John A. C. McCarthy était l'un des fonctionnaires gouvernementaux impliqués dans la réponse administrative au cyclone Tracy, une tâche qui exigeait non pas un héroïsme au sens cinématographique, mais une maîtrise de soi face à l'effondrement. Lorsque Tracy frappa Darwin, la catastrophe de la ville n'était pas seulement physique. La tempête avait déchiqueté des maisons, des communications, des dossiers, des liens de transport et la chaîne de commandement ordinaire sur laquelle la vie civique dépend. Dans ce vide, des fonctionnaires comme McCarthy sont devenus des gardiens de la continuité, responsables de transformer une colonie ruinée en quelque chose de gouvernable.

Son travail appartenait au cœur peu glamour de la gestion des catastrophes : organiser le transport, coordonner l'hébergement, suivre les mouvements de population, organiser les lignes d'approvisionnement et déterminer quelles fonctions devaient être restaurées en premier. Ce type d'autorité s'exerce souvent par le biais de paperasse, d'appels téléphoniques et de réunions précipitées plutôt que par des démonstrations publiques, pourtant il façonne qui survit à une crise avec dignité et qui est laissé à improviser. Le rôle de McCarthy le plaçait au centre de décisions qui étaient techniques en surface et profondément morales en dessous.

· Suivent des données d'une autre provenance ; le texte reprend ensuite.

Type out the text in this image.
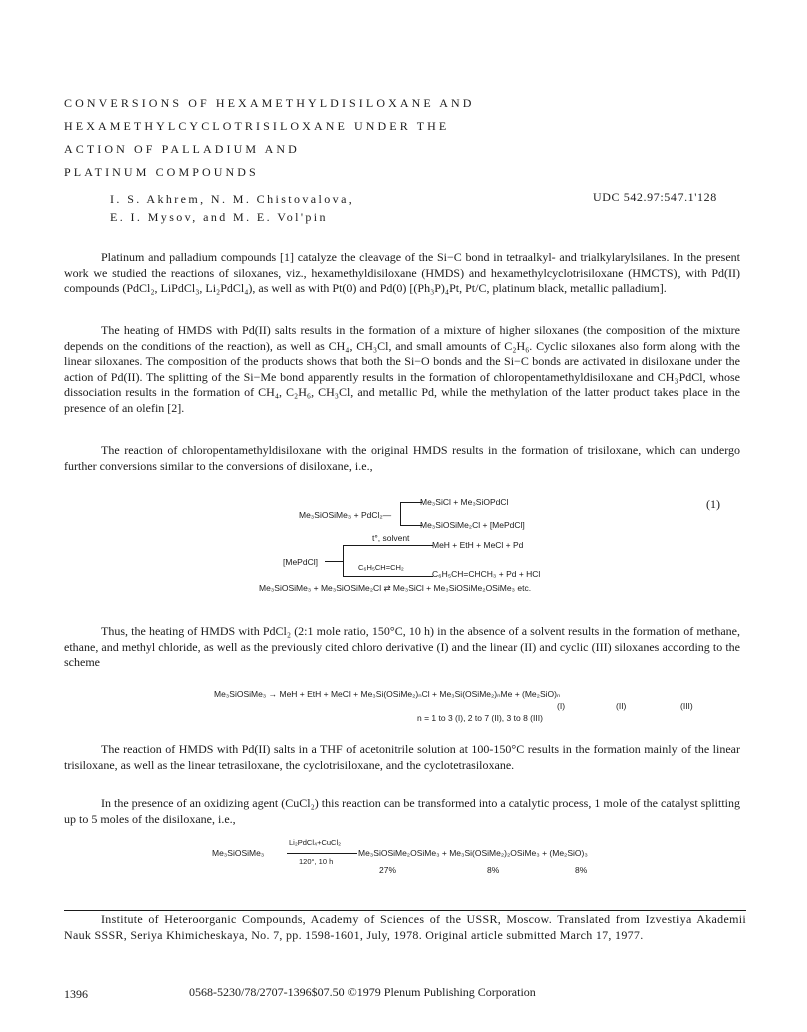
CONVERSIONS OF HEXAMETHYLDISILOXANE AND
HEXAMETHYLCYCLOTRISILOXANE UNDER THE
ACTION OF PALLADIUM AND
PLATINUM COMPOUNDS
I. S. Akhrem, N. M. Chistovalova,
E. I. Mysov, and M. E. Vol'pin
UDC 542.97:547.1'128

Platinum and palladium compounds [1] catalyze the cleavage of the Si−C bond in tetraalkyl- and trialkylarylsilanes. In the present work we studied the reactions of siloxanes, viz., hexamethyldisiloxane (HMDS) and hexamethylcyclotrisiloxane (HMCTS), with Pd(II) compounds (PdCl₂, LiPdCl₃, Li₂PdCl₄), as well as with Pt(0) and Pd(0) [(Ph₃P)₄Pt, Pt/C, platinum black, metallic palladium].

The heating of HMDS with Pd(II) salts results in the formation of a mixture of higher siloxanes (the composition of the mixture depends on the conditions of the reaction), as well as CH₄, CH₃Cl, and small amounts of C₂H₆. Cyclic siloxanes also form along with the linear siloxanes. The composition of the products shows that both the Si−O bonds and the Si−C bonds are activated in disiloxane under the action of Pd(II). The splitting of the Si−Me bond apparently results in the formation of chloropentamethyldisiloxane and CH₃PdCl, whose dissociation results in the formation of CH₄, C₂H₆, CH₃Cl, and metallic Pd, while the methylation of the latter product takes place in the presence of an olefin [2].

The reaction of chloropentamethyldisiloxane with the original HMDS results in the formation of trisiloxane, which can undergo further conversions similar to the conversions of disiloxane, i.e.,

Me₃SiOSiMe₃ + PdCl₂—
Me₃SiCl + Me₃SiOPdCl
Me₃SiOSiMe₂Cl + [MePdCl]
(1)
[MePdCl]
t°, solvent
MeH + EtH + MeCl + Pd
C₆H₅CH=CH₂
C₆H₅CH=CHCH₃ + Pd + HCl
Me₃SiOSiMe₃ + Me₃SiOSiMe₂Cl ⇄ Me₃SiCl + Me₃SiOSiMe₂OSiMe₃ etc.

Thus, the heating of HMDS with PdCl₂ (2:1 mole ratio, 150°C, 10 h) in the absence of a solvent results in the formation of methane, ethane, and methyl chloride, as well as the previously cited chloro derivative (I) and the linear (II) and cyclic (III) siloxanes according to the scheme

Me₃SiOSiMe₃ → MeH + EtH + MeCl + Me₃Si(OSiMe₂)ₙCl + Me₃Si(OSiMe₂)ₙMe + (Me₂SiO)ₙ
(I)	(II)	(III)
n = 1 to 3 (I), 2 to 7 (II), 3 to 8 (III)

The reaction of HMDS with Pd(II) salts in a THF of acetonitrile solution at 100-150°C results in the formation mainly of the linear trisiloxane, as well as the linear tetrasiloxane, the cyclotrisiloxane, and the cyclotetrasiloxane.

In the presence of an oxidizing agent (CuCl₂) this reaction can be transformed into a catalytic process, 1 mole of the catalyst splitting up to 5 moles of the disiloxane, i.e.,

Me₃SiOSiMe₃
Li₂PdCl₄+CuCl₂
120°, 10 h
Me₃SiOSiMe₂OSiMe₃ + Me₃Si(OSiMe₂)₂OSiMe₃ + (Me₂SiO)₃
27%	8%	8%

Institute of Heteroorganic Compounds, Academy of Sciences of the USSR, Moscow. Translated from Izvestiya Akademii Nauk SSSR, Seriya Khimicheskaya, No. 7, pp. 1598-1601, July, 1978. Original article submitted March 17, 1977.

1396	0568-5230/78/2707-1396$07.50 ©1979 Plenum Publishing Corporation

Le fardeau psychologique d'un tel travail résidait dans sa compression constante du temps. Chaque retard avait des conséquences. Chaque choix concernant l'évacuation, le logement ou le réapprovisionnement devait être fait alors que l'incertitude était encore épaisse dans l'air. La récupération de Darwin nécessitait non seulement de la compassion, mais aussi du courage administratif : la capacité d'accepter des informations incomplètes, d'imposer de l'ordre au chaos et de persuader les autres de suivre des procédures lorsque la procédure elle-même avait échoué. McCarthy opérait dans cette chambre de pression. Il faisait partie de la machinerie qui traduisait le choc en action.

Il y a une contradiction révélatrice dans ce type de travail officiel. Publiquement, l'administrateur apparaît calme, rationnel, presque impersonnel—un émissaire de l'État. En privé, un tel travail signifie souvent porter la connaissance que chaque ligne sur un registre ou chaque décision de transport affecte des ménages, des séparations et des perturbations à long terme. La catastrophe n'était pas seulement un test de compétence ; c'était un test de conscience. Les fonctionnaires devaient justifier des décisions qui pouvaient relocaliser des familles loin de chez elles, rompre des liens communautaires ou prioriser un besoin urgent par rapport à un autre. Même lorsqu'elles étaient prises de bonne foi, ces choix imposaient de réels coûts aux gens ordinaires.

McCarthy a sa place dans le dossier de Tracy car les conséquences du cyclone n'ont pas été résolues par le seul secours. La ville devait être évacuée, stabilisée et finalement réimaginée. Ce processus dépendait d'administrateurs capables de rendre une ville dévastée à nouveau lisible pour l'État. Le coût de cet accomplissement a été supporté à la fois par le public déplacé et par les fonctionnaires qui devaient porter la connaissance que derrière chaque résultat administratif réussi se cachait une perte, de l'épuisement et une ville définitivement altérée.